Reading screen and file format

Post your questions & get help from friendly LibriVoxers
Post Reply
berlingunning
Posts: 78
Joined: January 24th, 2023, 1:23 pm

Post by berlingunning »

Not sure how to pose these two questions but here goes.

Let's say I've got my assigned reading section in a group project. I've downloaded the text from which I've been instructed to read, and only that text. There are several file formats. PDF, Kindle, and so on.

Question one. Which file format do I use?

Question 2. When I am running the audacity software, is it running in the background on my main computer screen while I read from that? Or am I running audacity on one machine and reading from another? Like, can I run the software on my laptop as I read from my tablet screen? Because it seems like I should also be watching to make sure that the software is running properly as I'm recording.
stepheather
Posts: 707
Joined: July 14th, 2007, 5:18 pm
Location: In the urban wild

Post by stepheather »

Hi, there--

Most of these options are viable!

I've noticed that the pdf format often comes through a lot cleaner than the other versions for documents from Internet Archive, so I tend to use that if I'm not just reading from the online version itself. I can't remember what I use for Gutenberg.

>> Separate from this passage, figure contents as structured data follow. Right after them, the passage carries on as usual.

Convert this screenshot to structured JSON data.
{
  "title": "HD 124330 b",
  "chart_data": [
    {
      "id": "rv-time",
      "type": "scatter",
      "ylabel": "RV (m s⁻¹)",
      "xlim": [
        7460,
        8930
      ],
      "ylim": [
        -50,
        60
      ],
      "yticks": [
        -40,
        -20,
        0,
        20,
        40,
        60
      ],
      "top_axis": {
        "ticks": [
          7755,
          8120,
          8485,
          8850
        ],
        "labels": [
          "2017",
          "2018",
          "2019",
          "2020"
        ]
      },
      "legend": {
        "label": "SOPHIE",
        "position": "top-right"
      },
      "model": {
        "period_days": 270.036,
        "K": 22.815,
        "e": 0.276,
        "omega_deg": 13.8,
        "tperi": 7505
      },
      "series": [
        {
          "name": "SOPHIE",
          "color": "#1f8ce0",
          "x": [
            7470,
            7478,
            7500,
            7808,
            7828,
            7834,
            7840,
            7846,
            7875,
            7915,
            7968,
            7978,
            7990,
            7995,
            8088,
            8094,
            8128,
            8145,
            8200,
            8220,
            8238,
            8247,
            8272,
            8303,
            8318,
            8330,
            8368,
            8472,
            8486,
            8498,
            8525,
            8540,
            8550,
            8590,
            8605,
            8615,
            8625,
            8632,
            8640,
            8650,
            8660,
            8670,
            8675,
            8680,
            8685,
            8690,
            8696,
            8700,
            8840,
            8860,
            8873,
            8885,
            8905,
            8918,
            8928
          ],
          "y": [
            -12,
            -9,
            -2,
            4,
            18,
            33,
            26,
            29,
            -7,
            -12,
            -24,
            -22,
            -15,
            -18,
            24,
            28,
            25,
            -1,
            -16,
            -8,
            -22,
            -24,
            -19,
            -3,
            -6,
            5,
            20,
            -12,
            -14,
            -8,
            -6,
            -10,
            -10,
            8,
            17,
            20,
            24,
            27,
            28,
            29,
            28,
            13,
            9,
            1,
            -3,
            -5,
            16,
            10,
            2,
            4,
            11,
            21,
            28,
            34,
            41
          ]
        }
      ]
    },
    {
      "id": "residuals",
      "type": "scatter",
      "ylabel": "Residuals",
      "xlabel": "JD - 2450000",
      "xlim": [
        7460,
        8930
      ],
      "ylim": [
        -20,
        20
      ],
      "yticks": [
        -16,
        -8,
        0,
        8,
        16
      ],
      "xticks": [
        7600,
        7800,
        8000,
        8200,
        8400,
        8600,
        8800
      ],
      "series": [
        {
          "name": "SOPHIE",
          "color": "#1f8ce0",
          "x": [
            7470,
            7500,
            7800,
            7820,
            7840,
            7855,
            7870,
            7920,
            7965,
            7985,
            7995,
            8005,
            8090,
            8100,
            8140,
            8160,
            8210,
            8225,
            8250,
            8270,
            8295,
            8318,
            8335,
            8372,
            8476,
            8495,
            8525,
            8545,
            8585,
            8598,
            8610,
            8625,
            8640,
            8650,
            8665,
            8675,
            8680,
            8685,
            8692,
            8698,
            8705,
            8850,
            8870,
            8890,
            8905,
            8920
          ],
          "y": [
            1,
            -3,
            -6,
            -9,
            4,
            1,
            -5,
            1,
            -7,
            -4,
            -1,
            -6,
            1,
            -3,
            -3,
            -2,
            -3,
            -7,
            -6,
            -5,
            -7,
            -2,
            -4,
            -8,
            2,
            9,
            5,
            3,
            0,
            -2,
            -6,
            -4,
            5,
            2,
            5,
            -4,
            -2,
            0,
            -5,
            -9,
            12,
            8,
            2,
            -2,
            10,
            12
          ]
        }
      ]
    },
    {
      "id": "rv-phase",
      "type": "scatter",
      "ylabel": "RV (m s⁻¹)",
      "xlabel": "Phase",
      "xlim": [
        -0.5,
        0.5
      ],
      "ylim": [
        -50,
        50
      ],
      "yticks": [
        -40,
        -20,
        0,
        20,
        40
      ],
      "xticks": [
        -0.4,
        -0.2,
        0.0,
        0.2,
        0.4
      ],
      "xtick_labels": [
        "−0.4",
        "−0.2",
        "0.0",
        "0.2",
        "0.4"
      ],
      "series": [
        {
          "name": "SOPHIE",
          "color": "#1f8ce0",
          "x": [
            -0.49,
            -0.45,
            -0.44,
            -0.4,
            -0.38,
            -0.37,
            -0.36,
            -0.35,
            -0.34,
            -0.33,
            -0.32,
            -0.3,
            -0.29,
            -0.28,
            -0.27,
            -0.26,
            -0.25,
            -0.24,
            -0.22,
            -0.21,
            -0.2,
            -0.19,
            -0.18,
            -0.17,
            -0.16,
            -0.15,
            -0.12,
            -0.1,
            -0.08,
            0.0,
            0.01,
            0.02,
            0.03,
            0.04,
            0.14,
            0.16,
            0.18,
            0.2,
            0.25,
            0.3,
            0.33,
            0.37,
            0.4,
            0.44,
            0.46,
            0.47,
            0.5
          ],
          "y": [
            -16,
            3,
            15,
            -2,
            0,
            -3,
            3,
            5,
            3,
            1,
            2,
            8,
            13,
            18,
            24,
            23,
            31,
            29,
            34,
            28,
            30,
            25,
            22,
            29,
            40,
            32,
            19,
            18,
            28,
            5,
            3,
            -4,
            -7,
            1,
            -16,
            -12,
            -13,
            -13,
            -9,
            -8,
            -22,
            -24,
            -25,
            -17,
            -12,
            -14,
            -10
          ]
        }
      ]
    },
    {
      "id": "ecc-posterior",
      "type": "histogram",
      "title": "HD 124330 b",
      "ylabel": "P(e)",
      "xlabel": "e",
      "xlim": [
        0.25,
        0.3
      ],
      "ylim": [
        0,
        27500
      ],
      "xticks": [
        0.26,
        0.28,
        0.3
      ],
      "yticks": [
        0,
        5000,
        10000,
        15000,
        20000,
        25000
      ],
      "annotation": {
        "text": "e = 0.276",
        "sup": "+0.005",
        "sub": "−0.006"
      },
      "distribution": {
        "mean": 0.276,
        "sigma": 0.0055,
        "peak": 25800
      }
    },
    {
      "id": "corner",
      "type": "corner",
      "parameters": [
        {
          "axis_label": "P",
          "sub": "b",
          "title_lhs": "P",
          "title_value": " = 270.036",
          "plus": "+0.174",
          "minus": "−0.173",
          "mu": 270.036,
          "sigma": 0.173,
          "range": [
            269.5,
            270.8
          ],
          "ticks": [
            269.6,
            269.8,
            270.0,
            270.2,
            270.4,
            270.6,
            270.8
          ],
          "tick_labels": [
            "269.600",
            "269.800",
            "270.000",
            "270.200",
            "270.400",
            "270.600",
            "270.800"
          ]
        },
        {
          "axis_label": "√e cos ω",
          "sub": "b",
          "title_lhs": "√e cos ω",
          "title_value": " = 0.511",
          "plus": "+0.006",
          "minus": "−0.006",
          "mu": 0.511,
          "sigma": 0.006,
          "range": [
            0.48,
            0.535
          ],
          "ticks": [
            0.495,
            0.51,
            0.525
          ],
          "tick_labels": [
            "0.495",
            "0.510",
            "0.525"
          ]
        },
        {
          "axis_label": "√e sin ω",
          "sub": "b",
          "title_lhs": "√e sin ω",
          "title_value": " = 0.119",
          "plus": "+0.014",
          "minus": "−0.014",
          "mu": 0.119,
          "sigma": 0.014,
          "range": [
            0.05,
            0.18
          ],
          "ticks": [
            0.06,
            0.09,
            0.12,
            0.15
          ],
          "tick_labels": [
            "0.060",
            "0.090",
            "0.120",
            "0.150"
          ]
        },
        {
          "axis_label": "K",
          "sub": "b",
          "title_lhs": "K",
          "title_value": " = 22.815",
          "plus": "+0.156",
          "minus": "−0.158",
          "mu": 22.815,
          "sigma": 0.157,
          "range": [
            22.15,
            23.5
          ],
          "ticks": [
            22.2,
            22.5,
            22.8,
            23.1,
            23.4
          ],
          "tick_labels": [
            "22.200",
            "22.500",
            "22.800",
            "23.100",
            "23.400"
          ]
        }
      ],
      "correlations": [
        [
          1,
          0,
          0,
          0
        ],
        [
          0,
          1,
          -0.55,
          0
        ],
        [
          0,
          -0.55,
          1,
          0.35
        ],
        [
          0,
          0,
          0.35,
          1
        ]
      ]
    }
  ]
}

I read on my computer screen and have the Audacity program to the left and the document to the right, each taking up half my screen. This is highly customizable, though--I know some people read from a tablet instead of the computer screen. The issue is--as you've noted--you might want to keep an eye on Audacity to make sure you've hit record and your mic isn't muted and the background noise hasn't taken over the whole wave form and you aren't constantly hitting the limit where clipping happens. This is why I organize my space the way I do. The downsides of my way are that both winders are smaller (I'm on a laptop) and I get mouse clicks when I have to adjust the text. I don't think I'd get as many of those noises if I were scrolling on a tablet.

Hope this helps. :) Phil Chenevert has a thread going somewhere about how people set up their spaces and how they record. I just can't find it right at this moment...

Thanks,
Stephanie
--Stephanie
*******************

Current solo:
Life among the Piutes

Native American history--Come read about removal plans, education, and laws:
Annual Report of the Commissioner of Indian Affairs, December 1837
TriciaG
LibriVox Admin Team
Posts: 60799
Joined: June 15th, 2008, 10:30 pm
Location: Toronto, ON (but Minnesotan to age 32)

Post by TriciaG »

(1) Whichever you prefer.

(2) Whichever you prefer.

8-)

As long as you got the text from the link in the project, any format of it is OK to use.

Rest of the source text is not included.